No primeiro ano depois da entrada de um investidor, o que costuma travar a relação entre os sócios são as decisões que ninguém combinou antes de assinar.


Uma empresa familiar construída do zero recebe uma proposta boa e vende participação ou o controle para um investidor. O valuation fechou, o contrato foi assinado, todo mundo comemorou. Uns oito, dez meses depois, a relação entre os sócios começa a travar.. Como as decisões passariam a ser tomadas depois do fechamento é um assunto que costuma ficar de fora, e ele aparece rápido no dia a dia. O primeiro ano depois da transação é o período mais crítico de uma operação societária, e o menos preparado.


O fundador viveu cada fase do negócio, conhece os clientes pelo nome e decide com um repertório que levou vinte ou trinta anos para acumular, muita coisa que para ele é evidente nunca foi escrita em lugar nenhum. O investidor chega com uma tese, um prazo definido e um comitê para quem prestar contas, e precisa reconstruir esse raciocínio em números toda vez que uma decisão relevante aparece. 

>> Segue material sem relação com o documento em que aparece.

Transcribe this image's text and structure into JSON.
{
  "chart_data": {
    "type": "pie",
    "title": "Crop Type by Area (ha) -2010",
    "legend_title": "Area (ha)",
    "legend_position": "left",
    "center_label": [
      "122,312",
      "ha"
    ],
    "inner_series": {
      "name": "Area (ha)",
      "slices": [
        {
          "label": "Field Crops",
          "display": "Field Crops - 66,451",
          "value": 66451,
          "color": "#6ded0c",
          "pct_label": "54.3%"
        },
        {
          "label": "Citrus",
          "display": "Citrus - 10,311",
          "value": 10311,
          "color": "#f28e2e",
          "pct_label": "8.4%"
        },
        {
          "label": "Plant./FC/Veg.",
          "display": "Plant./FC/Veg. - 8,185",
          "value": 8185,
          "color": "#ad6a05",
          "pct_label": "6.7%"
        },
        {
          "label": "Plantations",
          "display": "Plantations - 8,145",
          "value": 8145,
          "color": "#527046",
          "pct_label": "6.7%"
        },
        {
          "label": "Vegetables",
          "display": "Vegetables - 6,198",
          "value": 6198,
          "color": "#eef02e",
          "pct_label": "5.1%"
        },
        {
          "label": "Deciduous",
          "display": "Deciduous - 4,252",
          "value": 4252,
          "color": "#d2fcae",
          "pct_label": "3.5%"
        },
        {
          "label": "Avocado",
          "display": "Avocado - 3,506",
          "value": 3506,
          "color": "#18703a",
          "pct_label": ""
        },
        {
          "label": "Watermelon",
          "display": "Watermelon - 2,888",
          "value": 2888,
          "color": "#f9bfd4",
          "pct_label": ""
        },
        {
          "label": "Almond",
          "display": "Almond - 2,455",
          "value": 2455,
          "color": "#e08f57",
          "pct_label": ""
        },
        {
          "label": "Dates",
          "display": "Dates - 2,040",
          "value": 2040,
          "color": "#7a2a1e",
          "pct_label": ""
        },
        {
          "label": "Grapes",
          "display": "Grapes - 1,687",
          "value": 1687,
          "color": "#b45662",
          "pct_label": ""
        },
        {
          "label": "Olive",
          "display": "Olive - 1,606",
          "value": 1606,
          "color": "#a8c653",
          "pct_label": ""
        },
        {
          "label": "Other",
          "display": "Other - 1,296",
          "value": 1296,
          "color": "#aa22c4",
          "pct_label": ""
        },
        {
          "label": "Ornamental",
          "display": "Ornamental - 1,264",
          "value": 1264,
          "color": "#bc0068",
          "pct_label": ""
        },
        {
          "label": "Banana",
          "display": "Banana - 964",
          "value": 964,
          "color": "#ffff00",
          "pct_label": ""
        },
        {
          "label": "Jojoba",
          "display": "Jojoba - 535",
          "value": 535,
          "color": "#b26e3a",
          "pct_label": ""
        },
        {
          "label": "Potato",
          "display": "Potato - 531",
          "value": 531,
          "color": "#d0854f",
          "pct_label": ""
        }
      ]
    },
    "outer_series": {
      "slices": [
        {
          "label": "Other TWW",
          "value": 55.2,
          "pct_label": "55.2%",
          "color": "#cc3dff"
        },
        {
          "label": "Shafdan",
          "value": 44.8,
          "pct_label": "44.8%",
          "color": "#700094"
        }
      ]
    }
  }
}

O desgaste começa nas decisões pequenas, aquele investimento que sempre foi óbvio passa a pedir projeção e parecer, a despesa tratada com naturalidade por vinte anos vira pauta de reunião. Cada episódio desses é pequeno demais para virar conversa séria, então ninguém leva o assunto para a mesa. Depois de alguns meses o acúmulo já fez estrago e o fundador começa a sentir que perdeu autonomia sobre o que construiu.


A transição geracional produz um efeito parecido, às vezes mais lento e mais difícil de nomear, porque envolve a família. Quando a próxima geração assume papéis que sempre foram do fundador, passam a conviver na mesma mesa dois modos de decidir. A pergunta prática, nos dois casos, é a mesma: quem decide o quê e com base em qual informação.


Esse tipo de conflito é previsível, e dá para tratar antes que ele apareça. Na prática são poucas definições: uma delas é a alçada, até qual valor a diretoria aprova sozinha e a partir de onde o assunto sobe para o conselho. Outra é o desenho de papéis, escrito, com o que cabe a cada sócio dentro da operação e tem o pacote de informações gerenciais, que os dois lados precisam aceitar como fonte única. Boa parte das discussões societárias que já vimos aqui na VBR começou com duas pessoas defendendo números diferentes sobre a mesma operação.


Esse trabalho costuma ser o primeiro a ser adiado quando a empresa está crescendo, porque o resultado dele demora a aparecer e não cabe bem numa planilha. O efeito prático vem no ano seguinte, na velocidade com que a sociedade consegue decidir. Como resume Wesley Figueira, sócio responsável pela área de M&A da VBR Brasil: "Sociedade é convivência. Se ninguém combina como as decisões vão ser tomadas, o desgaste é questão de tempo."